Rights of the Business Users
For EU regulation 2016/679: Articles 15, 16, 17, 18, 19, 20, 21, 22,
1. The data subject has the right to obtain confirmation as to whether or not personal data concerning him or her exist, regardless of their being already recorded, and disclosure of such data in intelligible form, and the right to lodge a complaint with the supervisory authority.
2. The data subject has the right to be informed of:
- the source of the personal data;
- the purposes and methods of processing;
- the logic applied if the data are processed by electronic devices;
- the identification data concerning the Data Controller, the Data Processors and the representative designated as per article 5, comma 2;
- the entities or categories of entity to whom or which the personal data may be disclosed and who or which may get to know said data as designated representative in the State's territory, as data processors or as persons in charge of the processing.
3. The data subject is entitled to obtain:
- the updating, rectification or, where interested therein, integration of the data;
- the erasure, anonymisation or blocking of data that have been unlawfully processed, including data whose retention is not necessary for the purposes for which they were collected or subsequently processed;
- certification to the effect that the operations as per letters a) and b) have been notified, as also related to their contents, to the entities to whom or which the data were disclosed or disseminated, unless this requirement proves impossible or involves a manifestly disproportionate effort compared to the right that is to be protected;
- the portability of the data.
4. The data subject has the right to object, in whole or in part:
- on legitimate grounds, to the processing of personal data concerning him/her, even though they are relevant to the purpose of the collection;
- to the processing of personal data concerning him/her, where it is carried out for the purpose of sending advertising materials or direct selling or else for the performance of market or commercial communication surveys.
At any time, you may ask Cynny to verify and obtain access to the Business Users’ Personal Data that Cynny has collected in order to integrate, update, rectify, cancel or request the limitation of the processing of such data, or object to the processing (including the nature of the same in case of automated processing). You also have the right to receive the above-mentioned Personal Data in a readable and commonly used format, and have the right to transmit those data to another controller without any obstacle from Cynny. Business Users may also oppose the processing of Business Users’ Personal Data for the sending of newsletters as well as to refuse to continue receiving Soft Spam Communications.

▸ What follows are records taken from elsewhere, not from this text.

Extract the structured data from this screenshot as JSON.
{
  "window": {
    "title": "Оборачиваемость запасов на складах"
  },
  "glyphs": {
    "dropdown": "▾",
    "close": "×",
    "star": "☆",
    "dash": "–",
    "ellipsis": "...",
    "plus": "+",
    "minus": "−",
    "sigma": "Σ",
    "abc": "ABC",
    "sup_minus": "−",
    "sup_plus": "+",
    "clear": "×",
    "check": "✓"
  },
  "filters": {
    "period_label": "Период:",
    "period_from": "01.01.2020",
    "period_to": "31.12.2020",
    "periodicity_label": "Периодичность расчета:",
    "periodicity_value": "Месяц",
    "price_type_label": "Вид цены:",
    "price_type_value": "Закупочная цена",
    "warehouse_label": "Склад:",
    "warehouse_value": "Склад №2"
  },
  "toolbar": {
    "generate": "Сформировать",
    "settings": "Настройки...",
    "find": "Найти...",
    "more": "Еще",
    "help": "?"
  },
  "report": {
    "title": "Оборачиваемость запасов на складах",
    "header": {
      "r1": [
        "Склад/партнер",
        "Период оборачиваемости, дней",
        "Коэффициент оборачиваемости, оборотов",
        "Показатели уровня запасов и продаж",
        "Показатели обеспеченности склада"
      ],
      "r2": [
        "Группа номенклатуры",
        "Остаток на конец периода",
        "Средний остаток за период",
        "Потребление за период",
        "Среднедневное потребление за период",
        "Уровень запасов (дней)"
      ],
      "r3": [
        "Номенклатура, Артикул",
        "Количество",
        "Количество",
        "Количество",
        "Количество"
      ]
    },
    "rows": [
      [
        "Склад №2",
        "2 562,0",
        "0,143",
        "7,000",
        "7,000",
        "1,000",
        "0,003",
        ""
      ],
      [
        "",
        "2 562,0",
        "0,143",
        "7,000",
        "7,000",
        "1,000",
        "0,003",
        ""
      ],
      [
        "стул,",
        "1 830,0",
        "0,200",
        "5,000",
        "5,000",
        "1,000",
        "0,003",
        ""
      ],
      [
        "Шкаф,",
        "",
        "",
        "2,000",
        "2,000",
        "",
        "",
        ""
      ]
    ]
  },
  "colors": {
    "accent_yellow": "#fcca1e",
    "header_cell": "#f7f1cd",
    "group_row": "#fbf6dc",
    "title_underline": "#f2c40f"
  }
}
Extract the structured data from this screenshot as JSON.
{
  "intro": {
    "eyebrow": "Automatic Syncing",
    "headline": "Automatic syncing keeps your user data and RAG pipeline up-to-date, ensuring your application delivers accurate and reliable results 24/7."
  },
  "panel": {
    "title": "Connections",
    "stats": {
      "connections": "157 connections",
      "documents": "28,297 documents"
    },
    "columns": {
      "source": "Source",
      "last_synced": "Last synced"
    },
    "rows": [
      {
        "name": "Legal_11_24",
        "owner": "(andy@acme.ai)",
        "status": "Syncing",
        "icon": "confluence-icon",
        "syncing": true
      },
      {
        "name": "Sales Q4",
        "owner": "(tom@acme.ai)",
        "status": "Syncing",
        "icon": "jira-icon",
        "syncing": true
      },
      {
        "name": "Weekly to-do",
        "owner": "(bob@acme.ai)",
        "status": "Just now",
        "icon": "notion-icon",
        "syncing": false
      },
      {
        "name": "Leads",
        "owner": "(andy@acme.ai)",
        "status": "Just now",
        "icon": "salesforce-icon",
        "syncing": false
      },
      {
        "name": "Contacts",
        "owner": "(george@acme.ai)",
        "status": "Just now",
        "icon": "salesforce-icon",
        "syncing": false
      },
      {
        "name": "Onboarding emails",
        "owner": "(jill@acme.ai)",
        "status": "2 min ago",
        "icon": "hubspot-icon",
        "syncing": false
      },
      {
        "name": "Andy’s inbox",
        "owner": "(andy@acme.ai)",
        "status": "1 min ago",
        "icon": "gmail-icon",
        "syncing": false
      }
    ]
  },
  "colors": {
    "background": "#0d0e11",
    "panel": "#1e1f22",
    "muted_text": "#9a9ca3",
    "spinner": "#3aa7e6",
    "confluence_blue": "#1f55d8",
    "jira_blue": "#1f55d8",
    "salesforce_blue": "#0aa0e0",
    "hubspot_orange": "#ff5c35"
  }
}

You can send your request via email to [email protected].
If you prefer, you can also mail your request to the following postal address: Cynny S.p.a., Via delle Mantellate n. 8, 50129 Firenze (Italy).
With particular regard to newsletter emails or Soft Spam Communications, Business Users may object to receiving such communications also by clicking on the link contained in each newsletter email or Soft Spam Communication they have received.
Pursuant to Article 13 of the GDPR, if you believe that the processing of the Business Users’ Personal Data infringes the legislation on the protection of personal data, you will also have the right to lodge a complaint with the competent Authority for the protection of personal data or, alternatively, appeal to the competent judicial authority.
Cynny has also appointed a Data Protection Officer, who may be reached at the email address [email protected].